Вся кровь кинулась в лицо Отто.

— Аа! — крикнул Готтхольд. — Теперь посмей взглянуть в лицо твоей жены! И красней перед нею за себя. Эта женщина, которую ты взял за себя и затем потерял! Она воплощение женской красоты, вся ее душа отражается в ее глазах! Это настоящая женщина, Отто!

— Ты, я вижу, изменил свое мнение о Серафине, — сказал Отто.

— Изменил! — воскликнул доктор, ярко покраснев. — А разве я был когда-нибудь иного мнения о ней? Признаюсь, я восхищался ею там, в зале совета, когда она сидела молча и неподвижно, и только нога ее нервно стучала под столом по ковру; я любовался ею, как любовался бы ураганом! И будь я один из тех людей, которые решаются на брак, то именно она, а не другая была бы той приманкой, тем соблазном, который мог бы меня заставить решиться на что-нибудь подобное! Она манит, как Мексико манило Кортеса; предприятие трудное, опасное, и туземцы враждебные, я скажу, даже жестокие, но метрополия вымощена золотом, и легкий ветерок дышит райскими ароматами. Да, мне кажется, что я мог бы пожелать быть этим завоевателем! Но волочиться за фон Розен! Нет, воля твоя, этого я понять не могу, и никогда не пойму! Никогда! Чувственность? Я отвергаю эту чувственность! Что она в сущности из себя представляет? Зуд! Любопытство!…

— Да ты кому это говоришь? — воскликнул Отто. — Я думаю, что ты лучше, чем кто-либо, знаешь, что я люблю свою жену!

— О, люблю! — засмеялся Готтхольд. — Любовь, великое слово, оно, конечно, встречается во всех словарях, и все охотно злоупотребляют им, но если бы ты ее действительно любил, она платила бы тебе тоже любовью. Скажи мне, что она требует? Немного рвения, немного напряжения — вот и все!

— Тяжело любить за двоих, — промолвил принц.

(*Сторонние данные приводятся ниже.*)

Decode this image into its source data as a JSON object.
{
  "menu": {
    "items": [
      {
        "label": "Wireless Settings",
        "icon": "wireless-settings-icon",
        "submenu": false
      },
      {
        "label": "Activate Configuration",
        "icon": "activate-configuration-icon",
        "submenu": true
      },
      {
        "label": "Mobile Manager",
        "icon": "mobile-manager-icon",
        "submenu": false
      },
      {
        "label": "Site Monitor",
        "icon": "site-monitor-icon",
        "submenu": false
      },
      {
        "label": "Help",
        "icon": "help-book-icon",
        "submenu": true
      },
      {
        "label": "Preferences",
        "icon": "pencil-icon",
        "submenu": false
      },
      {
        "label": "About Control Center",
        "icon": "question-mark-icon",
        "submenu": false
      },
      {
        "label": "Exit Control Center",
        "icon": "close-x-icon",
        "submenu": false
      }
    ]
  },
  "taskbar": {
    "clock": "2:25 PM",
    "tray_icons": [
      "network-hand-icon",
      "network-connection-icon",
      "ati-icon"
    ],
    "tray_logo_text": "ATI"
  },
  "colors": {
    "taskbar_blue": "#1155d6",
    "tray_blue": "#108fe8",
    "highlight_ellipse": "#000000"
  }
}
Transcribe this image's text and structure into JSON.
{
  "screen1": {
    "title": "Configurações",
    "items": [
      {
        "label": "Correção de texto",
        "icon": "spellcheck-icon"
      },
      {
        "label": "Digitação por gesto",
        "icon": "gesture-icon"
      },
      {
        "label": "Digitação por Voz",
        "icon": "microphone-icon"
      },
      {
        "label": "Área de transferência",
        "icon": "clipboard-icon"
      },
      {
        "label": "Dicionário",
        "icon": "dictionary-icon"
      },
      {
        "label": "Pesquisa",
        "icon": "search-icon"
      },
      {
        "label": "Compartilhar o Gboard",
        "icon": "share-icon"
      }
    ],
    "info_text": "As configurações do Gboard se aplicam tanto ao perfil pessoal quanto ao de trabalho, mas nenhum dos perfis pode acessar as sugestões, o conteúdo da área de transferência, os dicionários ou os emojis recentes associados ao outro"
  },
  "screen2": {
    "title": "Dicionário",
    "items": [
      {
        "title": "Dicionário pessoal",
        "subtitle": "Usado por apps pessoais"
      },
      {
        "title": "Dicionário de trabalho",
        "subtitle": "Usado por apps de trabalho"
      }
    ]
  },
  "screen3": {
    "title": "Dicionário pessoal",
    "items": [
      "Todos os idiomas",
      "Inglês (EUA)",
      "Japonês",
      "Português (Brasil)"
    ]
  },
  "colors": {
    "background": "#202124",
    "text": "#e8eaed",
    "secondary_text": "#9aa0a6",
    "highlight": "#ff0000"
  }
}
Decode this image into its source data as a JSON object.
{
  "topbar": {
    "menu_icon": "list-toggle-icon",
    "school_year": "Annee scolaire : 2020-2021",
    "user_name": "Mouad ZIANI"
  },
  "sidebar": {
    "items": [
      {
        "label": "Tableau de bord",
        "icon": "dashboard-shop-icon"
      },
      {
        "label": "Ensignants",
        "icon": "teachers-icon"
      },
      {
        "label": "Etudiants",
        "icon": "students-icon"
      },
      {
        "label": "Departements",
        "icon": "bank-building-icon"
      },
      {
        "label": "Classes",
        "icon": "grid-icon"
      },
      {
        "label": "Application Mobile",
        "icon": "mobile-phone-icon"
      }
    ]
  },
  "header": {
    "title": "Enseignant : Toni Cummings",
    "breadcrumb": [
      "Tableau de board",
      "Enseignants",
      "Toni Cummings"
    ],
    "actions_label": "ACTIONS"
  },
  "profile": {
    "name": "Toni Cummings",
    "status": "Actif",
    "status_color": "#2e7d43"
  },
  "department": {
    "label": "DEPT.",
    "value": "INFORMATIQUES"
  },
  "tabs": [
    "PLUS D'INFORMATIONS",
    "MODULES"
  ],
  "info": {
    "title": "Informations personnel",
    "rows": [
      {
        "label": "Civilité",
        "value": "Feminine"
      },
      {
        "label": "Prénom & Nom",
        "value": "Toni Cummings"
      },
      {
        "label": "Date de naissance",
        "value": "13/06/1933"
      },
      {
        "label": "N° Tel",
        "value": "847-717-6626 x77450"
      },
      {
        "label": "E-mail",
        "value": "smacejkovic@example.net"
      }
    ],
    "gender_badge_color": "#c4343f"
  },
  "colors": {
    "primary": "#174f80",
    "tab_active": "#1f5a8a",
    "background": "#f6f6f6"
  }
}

— Тяжело? А в этом пробный камень! Я хорошо знаю своих поэтов! — воскликнул доктор. — Мы все лишь прах, лишь пыль и пламя! Мы все слишком безводны, чтобы выкосить палящий зной жизни; любовь, как тень большой скалы, должна нам дать прохладу и приют, и отрадный отдых, да и не только возлюбленному, но и его любовнице и детям, которыми они награждают их; и даже друзья их должны находить отдых и покой на краю этого невозмутимого мира! Та любовь не любовь, которая не может создать себе прочного домашнего очага! А ты, ты зовешь любовью ссоры и свары, и вечную воркотню, и упреки, выискивание вины и обид! Ты зовешь любовью — перечить ей во всем, попрекать в лицо, — открыто обвинять и оскорблять! Это любовь?

— Готтхольд, припомни, ты не справедлив! Ведь я тогда отстаивал интересы моей страны, — сказал Отто.

— Это хуже всего! Ты не мог даже понять, что ты был не прав! — воскликнул доктор. — Ты не сообразил, что дойдя до того, до чего они уже дошли, отступление было невозможно, что оно было равносильно окончательной гибели!